Dazu sei gesagt, dass es mir aktuell relativ gut geht. Mein Freund und die Tatsache, dass ich meine Ausbildung im 2. Anlauf schaffen muss, pushen mich. Negativ, wie positiv.

18.12.2019 23:34 • x 2 #23


maya60
Hallo Irgendeine, und ob das was gebracht hat! Unser Sohn wird keine Überprüfung seines SBA mehr bekommen, er ist unbefristet, weil alles, was ich berichtet habe, in den Gutachten steht. Woher sollen die Ärzte denn sonst wissen, wie der Alltag aussieht mit welchen Einschränkungen, wenn man es nicht genau erzählt?

Wenn du sagst, dir geht es relativ gut, dann weiß ja kein Mensch, dass damit nicht relativ gut im normalen Sinne gemeint ist, sondern gemessen an vorher und dass es auch nicht alle depressiven Symptome betrifft. Antriebsstörungen hast du stark, wenn du dich, wie viele, ich auch, zu vielen Aktivitäten des täglichen Lebens nicht aufraffen kannst.

Und wenn dich so etwas wie eine Nachbarseinladung schon so überfordern kann und auch emotional in schlimme Stimmung bringt, dann ist der Begriff "relativ gut" eben sehr missverständlich.

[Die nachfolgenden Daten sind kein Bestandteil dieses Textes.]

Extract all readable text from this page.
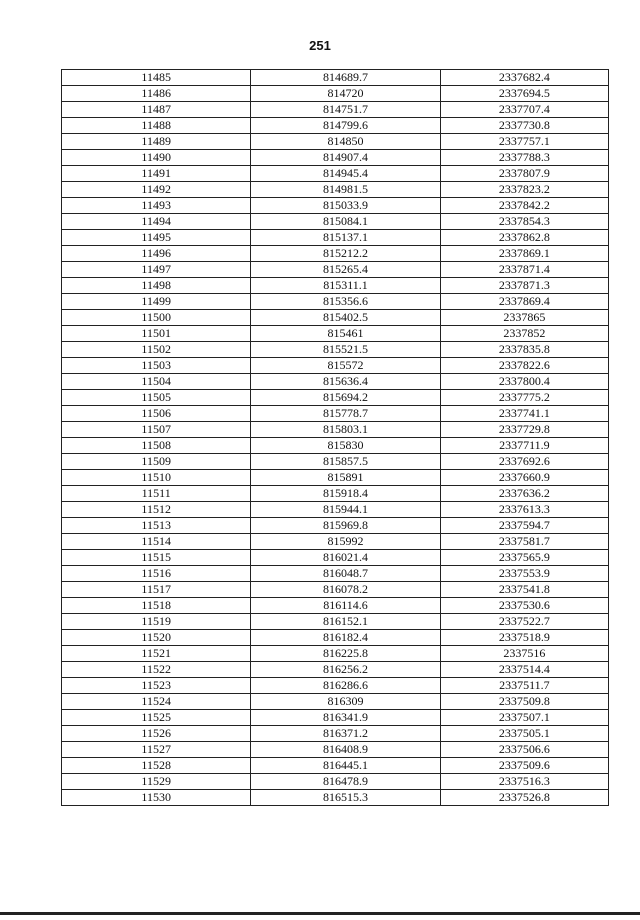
251
11485	814689.7	2337682.4
11486	814720	2337694.5
11487	814751.7	2337707.4
11488	814799.6	2337730.8
11489	814850	2337757.1
11490	814907.4	2337788.3
11491	814945.4	2337807.9
11492	814981.5	2337823.2
11493	815033.9	2337842.2
11494	815084.1	2337854.3
11495	815137.1	2337862.8
11496	815212.2	2337869.1
11497	815265.4	2337871.4
11498	815311.1	2337871.3
11499	815356.6	2337869.4
11500	815402.5	2337865
11501	815461	2337852
11502	815521.5	2337835.8
11503	815572	2337822.6
11504	815636.4	2337800.4
11505	815694.2	2337775.2
11506	815778.7	2337741.1
11507	815803.1	2337729.8
11508	815830	2337711.9
11509	815857.5	2337692.6
11510	815891	2337660.9
11511	815918.4	2337636.2
11512	815944.1	2337613.3
11513	815969.8	2337594.7
11514	815992	2337581.7
11515	816021.4	2337565.9
11516	816048.7	2337553.9
11517	816078.2	2337541.8
11518	816114.6	2337530.6
11519	816152.1	2337522.7
11520	816182.4	2337518.9
11521	816225.8	2337516
11522	816256.2	2337514.4
11523	816286.6	2337511.7
11524	816309	2337509.8
11525	816341.9	2337507.1
11526	816371.2	2337505.1
11527	816408.9	2337506.6
11528	816445.1	2337509.6
11529	816478.9	2337516.3
11530	816515.3	2337526.8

Das Wichtige ist ja, sich selber klar zu werden, wo man steht. Und eben nicht zu sagen "Mir geht es relativ gut", wenn damit nur Teilbereiche des Lebens gemeint sind.
Wenn du selber nicht genau weißt, wo du stehst mit deinem Befinden, kannst du es auch nicht deinen Gutachtern und Ärzten erzählen. Es geht ja nicht nur um Teilbereiche des Lebens.

Bei psychischen Erkrankungen gehen Fachleute von dem aus, was sie sehen. Und nur ein Teil ist zu sehen bei Depressionen.

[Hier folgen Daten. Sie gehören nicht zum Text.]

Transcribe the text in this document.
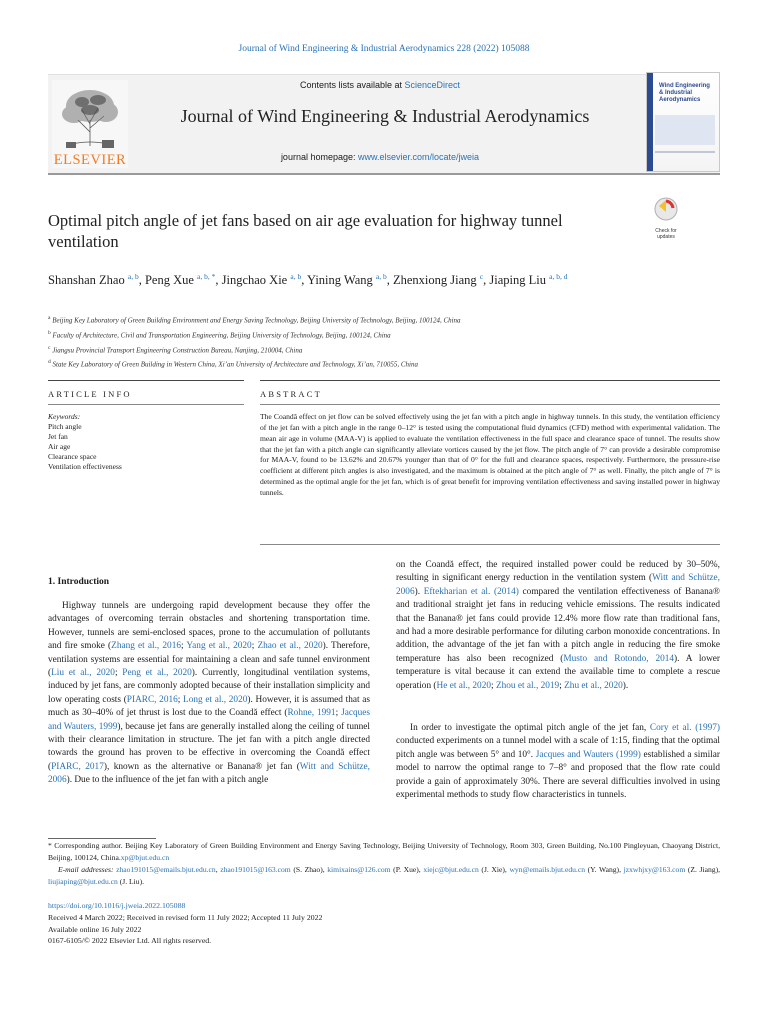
Journal of Wind Engineering & Industrial Aerodynamics 228 (2022) 105088
ELSEVIER
Contents lists available at ScienceDirect
Journal of Wind Engineering & Industrial Aerodynamics
journal homepage: www.elsevier.com/locate/jweia
Wind Engineering & Industrial Aerodynamics
Optimal pitch angle of jet fans based on air age evaluation for highway tunnel ventilation
Check for updates
Shanshan Zhao $^{a, b}$, Peng Xue $^{a, b, *}$, Jingchao Xie $^{a, b}$, Yining Wang $^{a, b}$, Zhenxiong Jiang $^c$, Jiaping Liu $^{a, b, d}$
$^a$ Beijing Key Laboratory of Green Building Environment and Energy Saving Technology, Beijing University of Technology, Beijing, 100124, China
$^b$ Faculty of Architecture, Civil and Transportation Engineering, Beijing University of Technology, Beijing, 100124, China
$^c$ Jiangsu Provincial Transport Engineering Construction Bureau, Nanjing, 210004, China
$^d$ State Key Laboratory of Green Building in Western China, Xi’an University of Architecture and Technology, Xi’an, 710055, China
ARTICLE INFO	ABSTRACT
Keywords:
Pitch angle
Jet fan
Air age
Clearance space
Ventilation effectiveness

The Coandă effect on jet flow can be solved effectively using the jet fan with a pitch angle in highway tunnels. In this study, the ventilation efficiency of the jet fan with a pitch angle in the range 0–12° is tested using the computational fluid dynamics (CFD) method with experimental validation. The mean air age in volume (MAA-V) is applied to evaluate the ventilation effectiveness in the full space and clearance space of tunnel. The results show that the jet fan with a pitch angle can significantly alleviate vortices caused by the jet flow. The pitch angle of 7° can provide a desirable compromise for MAA-V, found to be 13.62% and 20.67% younger than that of 0° for the full and clearance spaces, respectively. Furthermore, the pressure-rise coefficient at different pitch angles is also investigated, and the maximum is obtained at the pitch angle of 7° as well. Finally, the pitch angle of 7° is determined as the optimal angle for the jet fan, which is of great benefit for improving ventilation effectiveness and saving installed power in highway tunnels.

1. Introduction

Highway tunnels are undergoing rapid development because they offer the advantages of overcoming terrain obstacles and shortening transportation time. However, tunnels are semi-enclosed spaces, prone to the accumulation of pollutants and fire smoke (Zhang et al., 2016; Yang et al., 2020; Zhao et al., 2020). Therefore, ventilation systems are essential for maintaining a clean and safe tunnel environment (Liu et al., 2020; Peng et al., 2020). Currently, longitudinal ventilation systems, induced by jet fans, are commonly adopted because of their installation simplicity and low operating costs (PIARC, 2016; Long et al., 2020). However, it is assumed that as much as 30–40% of jet thrust is lost due to the Coandă effect (Rohne, 1991; Jacques and Wauters, 1999), because jet fans are generally installed along the ceiling of tunnel with their clearance limitation in structure. The jet fan with a pitch angle directed towards the ground has proven to be effective in overcoming the Coandă effect (PIARC, 2017), known as the alternative or Banana® jet fan (Witt and Schütze, 2006). Due to the influence of the jet fan with a pitch angle

on the Coandă effect, the required installed power could be reduced by 30–50%, resulting in significant energy reduction in the ventilation system (Witt and Schütze, 2006). Eftekharian et al. (2014) compared the ventilation effectiveness of Banana® and traditional straight jet fans in reducing vehicle emissions. The results indicated that the Banana® jet fans could provide 12.4% more flow rate than traditional fans, and had a more desirable performance for diluting carbon monoxide concentrations. In addition, the advantage of the jet fan with a pitch angle in reducing the fire smoke temperature has also been recognized (Musto and Rotondo, 2014). A lower temperature is vital because it can extend the available time to complete a rescue operation (He et al., 2020; Zhou et al., 2019; Zhu et al., 2020).

In order to investigate the optimal pitch angle of the jet fan, Cory et al. (1997) conducted experiments on a tunnel model with a scale of 1:15, finding that the optimal pitch angle was between 5° and 10°. Jacques and Wauters (1999) established a similar model to narrow the optimal range to 7–8° and proposed that the flow rate could provide a gain of approximately 30%. There are several difficulties involved in using experimental methods to study flow characteristics in tunnels.

* Corresponding author. Beijing Key Laboratory of Green Building Environment and Energy Saving Technology, Beijing University of Technology, Room 303, Green Building, No.100 Pingleyuan, Chaoyang District, Beijing, 100124, China.xp@bjut.edu.cn
E-mail addresses: zhao191015@emails.bjut.edu.cn, zhao191015@163.com (S. Zhao), kimixains@126.com (P. Xue), xiejc@bjut.edu.cn (J. Xie), wyn@emails.bjut.edu.cn (Y. Wang), jzxwhjxy@163.com (Z. Jiang), liujiaping@bjut.edu.cn (J. Liu).

https://doi.org/10.1016/j.jweia.2022.105088
Received 4 March 2022; Received in revised form 11 July 2022; Accepted 11 July 2022
Available online 16 July 2022
0167-6105/© 2022 Elsevier Ltd. All rights reserved.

Schau dir mal, wenn du magst, im Internet an, was die Hauptsymptome von Depressionen sind und welche du davon hast und wie sehr sie dich einschränken.

Wenn dich etwas Neues und Aufregendes pusht, aber alles andere nicht funktioniert, alle Routinesachen, dann ist nicht alles gut.

Liebe Grüße! maya

21.12.2019 01:47 • x 1 #24


Irgendeine
Hallo maya,

dann werde ich wohl mal anfangen ein bisschen was aufzuschreiben. Jetzt, wo du es sagst, fällt mir ein, dass ein Bekannter von mir mit Diabetes Typ 1 seinen unbefristeten Ausweis auch erst bekommen hat, als er eine über einen längeren Zeitraum schriftlich nachweisen konnte, dass seine Werte schwer in den Griff zu bekommen sind/waren.

Wie ich in einem anderen Thread eben schon geschrieben habe, geht es mir aktuell trotz der ganzen Medis nicht gut. Ich kann es ganz gut überspielen, aber es ist sehr anstrengend.

22.12.2019 21:14 • x 1 #25


Mark78
Zitat von Irgendeine:
schlucke ich auch täglich einen Medikamentencocktail bestehend aus 7 verschiedenen Psychopharmaka


Das liest sich ziemlich extrem, vielleicht einen Antrag auf Verschlechterung stellen um einen höheren GdB zu erhalten?

Gute Besserung !

Vor 9 Stunden • #26


Irgendeine
Zitat von Mark78:

Das liest sich ziemlich extrem, vielleicht einen Antrag auf Verschlechterung stellen um einen höheren GdB zu erhalten?

Gute Besserung !

Danke dir. Verschlechterung werde ich ziemlich sicher nicht bekommen. Das Versorgungsamt hier in der Stadt ist ziemlich streng. Mehr als 50GdB würde mir (außer beim Freibetrag) aber auch nicht viel bringen.